Auch wenn über Verfügungsanträge in Äußerungssachen wegen der Eilbedürftigkeit nicht selten zunächst ohne mündliche Verhandlung entschieden werden muss, berechtigt dies das Gericht mit inzwischen gefestigter Entscheidungspraxis des Bundesverfassungsgerichts nicht, die Gegenpartei bis zur Entscheidung über den Verfügungsantrag aus dem Verfahren auszuschließen.
Eine stattgebende Entscheidung über den Antrag auf Erlass einer einstweiligen Anordnung kommt grundsätzlich nur in Betracht, wenn die Gegenseite Gelegenheit hatte, auf das Vorbringen in dem Antrag und in weiteren Schriftsätzen an das Gericht zu erwidern. Nunmehr konnte das BVerfG (1 BvR 718/23) nachlegen.
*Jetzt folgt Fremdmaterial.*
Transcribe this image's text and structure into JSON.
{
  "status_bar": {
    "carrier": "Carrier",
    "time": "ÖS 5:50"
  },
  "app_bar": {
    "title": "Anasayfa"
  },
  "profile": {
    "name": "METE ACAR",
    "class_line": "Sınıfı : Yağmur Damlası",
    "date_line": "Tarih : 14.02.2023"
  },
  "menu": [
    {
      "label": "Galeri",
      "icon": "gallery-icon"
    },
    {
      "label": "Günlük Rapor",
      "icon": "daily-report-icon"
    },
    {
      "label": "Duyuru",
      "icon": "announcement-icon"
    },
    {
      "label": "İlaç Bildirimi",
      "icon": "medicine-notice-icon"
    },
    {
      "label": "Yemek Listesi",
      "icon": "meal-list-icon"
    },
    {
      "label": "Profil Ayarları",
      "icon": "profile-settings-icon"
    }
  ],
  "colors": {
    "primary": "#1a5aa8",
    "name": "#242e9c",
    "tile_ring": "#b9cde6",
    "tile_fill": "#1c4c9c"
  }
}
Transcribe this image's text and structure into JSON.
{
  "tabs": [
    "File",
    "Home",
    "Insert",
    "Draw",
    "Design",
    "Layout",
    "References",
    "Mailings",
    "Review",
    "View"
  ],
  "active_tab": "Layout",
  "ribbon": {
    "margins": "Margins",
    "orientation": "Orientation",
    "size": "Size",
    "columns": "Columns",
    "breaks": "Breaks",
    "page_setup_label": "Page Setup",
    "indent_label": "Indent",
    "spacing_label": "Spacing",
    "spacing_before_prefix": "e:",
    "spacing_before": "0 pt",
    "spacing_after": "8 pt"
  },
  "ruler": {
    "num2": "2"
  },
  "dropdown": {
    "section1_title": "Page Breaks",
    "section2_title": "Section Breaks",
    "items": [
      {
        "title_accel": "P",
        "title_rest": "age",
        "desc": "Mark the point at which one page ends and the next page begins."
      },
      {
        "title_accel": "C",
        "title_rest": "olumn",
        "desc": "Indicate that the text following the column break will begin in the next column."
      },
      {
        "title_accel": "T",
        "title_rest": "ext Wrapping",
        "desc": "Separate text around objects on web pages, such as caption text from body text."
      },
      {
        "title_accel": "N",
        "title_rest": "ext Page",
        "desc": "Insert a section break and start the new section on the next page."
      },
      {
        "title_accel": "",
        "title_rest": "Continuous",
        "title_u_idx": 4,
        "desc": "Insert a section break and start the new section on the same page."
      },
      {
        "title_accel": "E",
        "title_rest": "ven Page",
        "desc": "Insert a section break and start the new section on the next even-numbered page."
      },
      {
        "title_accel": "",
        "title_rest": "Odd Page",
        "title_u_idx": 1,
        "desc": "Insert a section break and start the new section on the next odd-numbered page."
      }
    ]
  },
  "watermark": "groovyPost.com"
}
Geringer Spielraum für Gerichte
Dabei ist es mit dem BVerfG nicht zu beanstanden, wenn das Gericht im Eilverfahren auch die Möglichkeiten der Gegenseite berücksichtigt, sich vorprozessual zu dem Verfügungsantrag zu äußern, wenn sichergestellt ist, dass diese Äußerungen dem Gericht vollständig vorliegen. Insoweit kann auf die Möglichkeit der Erwiderung auf eine dem Verfügungsverfahren vorausgehende Abmahnung abgestellt werden. Dem verfassungsrechtlichen Grundsatz der prozessualen Waffengleichheit genügt die Möglichkeit der Erwiderung auf eine Abmahnung allerdings nur dann, wenn folgende Voraussetzungen kumulativ erfüllt sind:
Der Verfügungsantrag muss nach der Abmahnung unverzüglich nach Ablauf einer angemessenen Frist für die begehrte Unterlassungserklärung bei Gericht eingereicht werden; die abgemahnte Äußerung sowie die Begründung für die begehrte Unterlassung müssen mit dem bei Gericht geltend gemachten Unterlassungsanspruch identisch sein; der Antragsteller muss ein etwaiges Ablehnungsschreiben des Antragsgegners zusammen mit der Antragsschrift bei Gericht einreichen. Demgegenüber ist dem Antragsgegner rechtliches Gehör zu gewähren, wenn er nicht ordnungsgemäß abgemahnt wurde oder der Antrag vor Gericht anders als in der Abmahnung oder mit ergänzendem Vortrag begründet wird.
Enge Grenzen für den Verzicht auf rechtliches Gehör
Um der herausragenden Bedeutung der prozessualen Waffengleichheit Rechnung zu tragen, sind die Voraussetzungen, unter denen ausnahmsweise von einer Anhörung des Antragsgegners abgesehen werden kann, mit dem BVerfG ausdrücklich eng begrenzt. So wird eine besondere Eilbedürftigkeit, die eine Anhörung des Antragsgegners ausnahmsweise entbehrlich macht, in äußerungsrechtlichen Fallkonstellationen in der Regel zu verneinen sein, wenn der Antragsteller zwischen dem Ablauf der außergerichtlich eingeräumten Äußerungsfrist und der gerichtlichen Antragstellung ein Vielfaches der Zeit verstreichen lässt, die er dem Antragsgegner als außergerichtliche Frist eingeräumt hat.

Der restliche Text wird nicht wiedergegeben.